Everyone knows the feeling of being down to your last frayed nerve. Whether it happens to you most frequently in traffic, on the job, the playing court or on the home front, one thing is certain – you will not be making friends or influencing others when your emotions explode all over them. Avoid running your relationships by apply the A.C.E. approach to temper behavior management. ACE stands for Aware, Clear and Enlightened. Clear Thinking,
Anger Management: Ten Tips To Defuse
1. Exercise: take a walk or a run, swim, lift weights, some other constructive physical activity.
2. Find ways to calm and soothe yourself:
Practice deep-breathing exercises, visualize a relaxing scene, or repeat a calming word or phrase to yourself. You can also pray, listen to music, journal or do yoga.

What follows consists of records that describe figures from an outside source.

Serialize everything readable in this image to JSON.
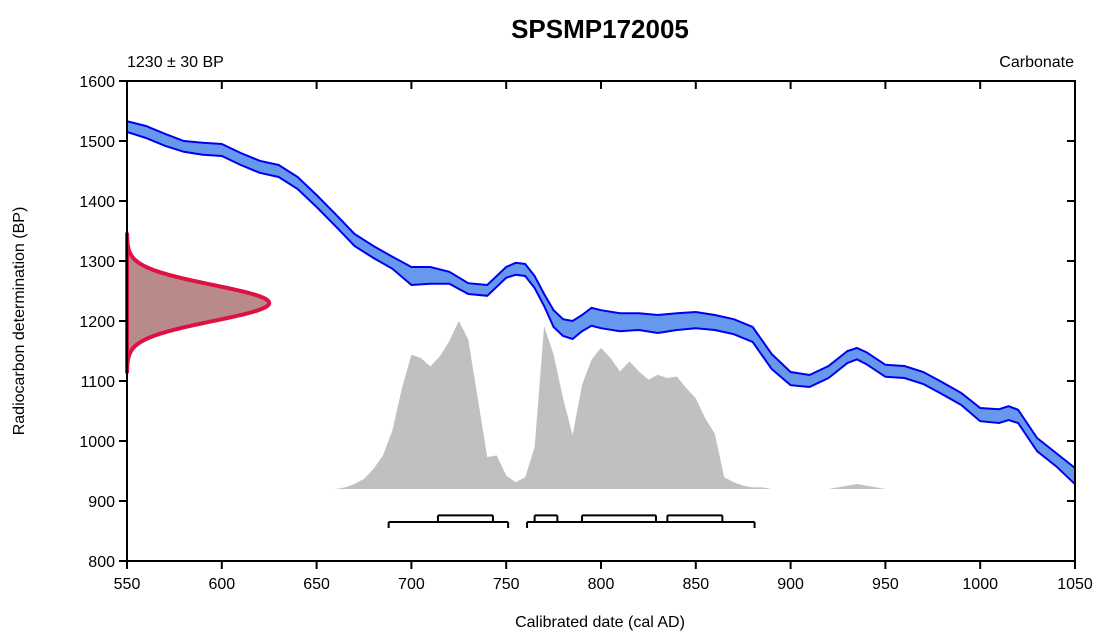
{
  "chart_data": {
    "type": "area",
    "title": "SPSMP172005",
    "sample_determination": "1230 ± 30 BP",
    "material": "Carbonate",
    "xlabel": "Calibrated date (cal AD)",
    "ylabel": "Radiocarbon determination (BP)",
    "xlim": [
      550,
      1050
    ],
    "ylim": [
      800,
      1600
    ],
    "x_ticks": [
      550,
      600,
      650,
      700,
      750,
      800,
      850,
      900,
      950,
      1000,
      1050
    ],
    "y_ticks": [
      800,
      900,
      1000,
      1100,
      1200,
      1300,
      1400,
      1500,
      1600
    ],
    "grid": false,
    "colors": {
      "curve_fill": "#6699ee",
      "curve_line": "#0000ee",
      "radiocarbon_fill": "#b88a8a",
      "radiocarbon_line": "#dd1144",
      "posterior_fill": "#c0c0c0",
      "range_bar": "#000000"
    },
    "calibration_curve": {
      "x": [
        550,
        560,
        570,
        580,
        590,
        600,
        610,
        620,
        630,
        640,
        650,
        660,
        670,
        680,
        690,
        700,
        710,
        720,
        730,
        740,
        750,
        755,
        760,
        765,
        770,
        775,
        780,
        785,
        790,
        795,
        800,
        810,
        820,
        830,
        840,
        850,
        860,
        870,
        880,
        890,
        900,
        910,
        920,
        930,
        935,
        940,
        950,
        960,
        970,
        980,
        990,
        1000,
        1010,
        1015,
        1020,
        1030,
        1040,
        1050
      ],
      "upper": [
        1533,
        1525,
        1512,
        1500,
        1497,
        1495,
        1480,
        1467,
        1460,
        1440,
        1410,
        1378,
        1345,
        1325,
        1307,
        1290,
        1290,
        1282,
        1263,
        1260,
        1290,
        1297,
        1295,
        1275,
        1245,
        1218,
        1203,
        1200,
        1210,
        1222,
        1218,
        1213,
        1213,
        1210,
        1213,
        1215,
        1210,
        1203,
        1190,
        1145,
        1115,
        1110,
        1125,
        1150,
        1155,
        1148,
        1127,
        1125,
        1115,
        1098,
        1080,
        1055,
        1053,
        1058,
        1052,
        1005,
        980,
        955
      ],
      "lower": [
        1515,
        1505,
        1492,
        1482,
        1477,
        1475,
        1460,
        1447,
        1440,
        1420,
        1390,
        1358,
        1325,
        1305,
        1287,
        1260,
        1262,
        1262,
        1245,
        1242,
        1272,
        1277,
        1275,
        1255,
        1225,
        1190,
        1175,
        1170,
        1183,
        1192,
        1188,
        1183,
        1185,
        1180,
        1185,
        1188,
        1185,
        1178,
        1165,
        1120,
        1093,
        1090,
        1105,
        1130,
        1136,
        1128,
        1107,
        1105,
        1095,
        1078,
        1060,
        1033,
        1030,
        1035,
        1030,
        983,
        958,
        928
      ]
    },
    "radiocarbon_distribution": {
      "mean_bp": 1230,
      "sd_bp": 30,
      "peak_cal_ad": 625
    },
    "posterior": {
      "baseline_bp": 920,
      "peak_bp": 1200,
      "x": [
        660,
        665,
        670,
        675,
        680,
        685,
        690,
        695,
        700,
        705,
        710,
        715,
        720,
        725,
        730,
        735,
        740,
        745,
        750,
        755,
        760,
        765,
        770,
        775,
        780,
        785,
        790,
        795,
        800,
        805,
        810,
        815,
        820,
        825,
        830,
        835,
        840,
        845,
        850,
        855,
        860,
        865,
        870,
        875,
        880,
        885,
        890,
        895,
        900,
        920,
        935,
        950,
        980
      ],
      "density": [
        0.0,
        0.01,
        0.03,
        0.06,
        0.12,
        0.2,
        0.35,
        0.6,
        0.8,
        0.78,
        0.73,
        0.79,
        0.88,
        1.0,
        0.89,
        0.54,
        0.19,
        0.2,
        0.08,
        0.04,
        0.07,
        0.25,
        0.97,
        0.8,
        0.54,
        0.32,
        0.62,
        0.77,
        0.84,
        0.78,
        0.7,
        0.76,
        0.7,
        0.65,
        0.68,
        0.66,
        0.67,
        0.6,
        0.54,
        0.42,
        0.33,
        0.07,
        0.04,
        0.02,
        0.01,
        0.01,
        0.0,
        0.0,
        0.0,
        0.0,
        0.03,
        0.0,
        0.0
      ]
    },
    "hpd_ranges": {
      "upper_row_bp": 876,
      "lower_row_bp": 865,
      "upper_row": [
        [
          714,
          743
        ],
        [
          765,
          777
        ],
        [
          790,
          829
        ],
        [
          835,
          864
        ]
      ],
      "lower_row": [
        [
          688,
          751
        ],
        [
          761,
          881
        ]
      ]
    }
  }
}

3. Think carefully before you speak so that you don’t end up saying something you’ll regret:
Count to 20. Sing the A, B,C song to yourself.
4. Work with the person who angered you to identify solutions to the situation.
5. Use “I” statements when describing the problem to avoid criticizing or placing blame. For instance, say “I’m upset you didn’t help with the housework this evening,” instead of, “You should have helped with the housework.” To do otherwise will likely upset the other person and escalate tensions.
6. Don’t hold a grudge. Forgive the other person and ask to be forgiven. It’s unrealistic to expect everyone to behave exactly as you want.
7. Keep an anger log or journal to identify the kinds of situations that set you off and to monitor your reactions.
8. Step back from situation or and put yourself in that scene:
In the scene – What if you had done the same thing? Stepping back: Carry something that serves as a reminder to step back from the situation and get your anger under control. For instance, you may want to keep a small marble, a rubber band on wrist, or a scrap of paper with your tips written down.
9. Change the dynamic: Identify two positive qualities about the person
10. Have a plan and practice, practice, practice and persist.
Persist: It may take some time and intense effort to put these tips into practice when you’re facing situations that typically send you into a rage. In the heat of the moment, it can be hard to remember your coping strategies.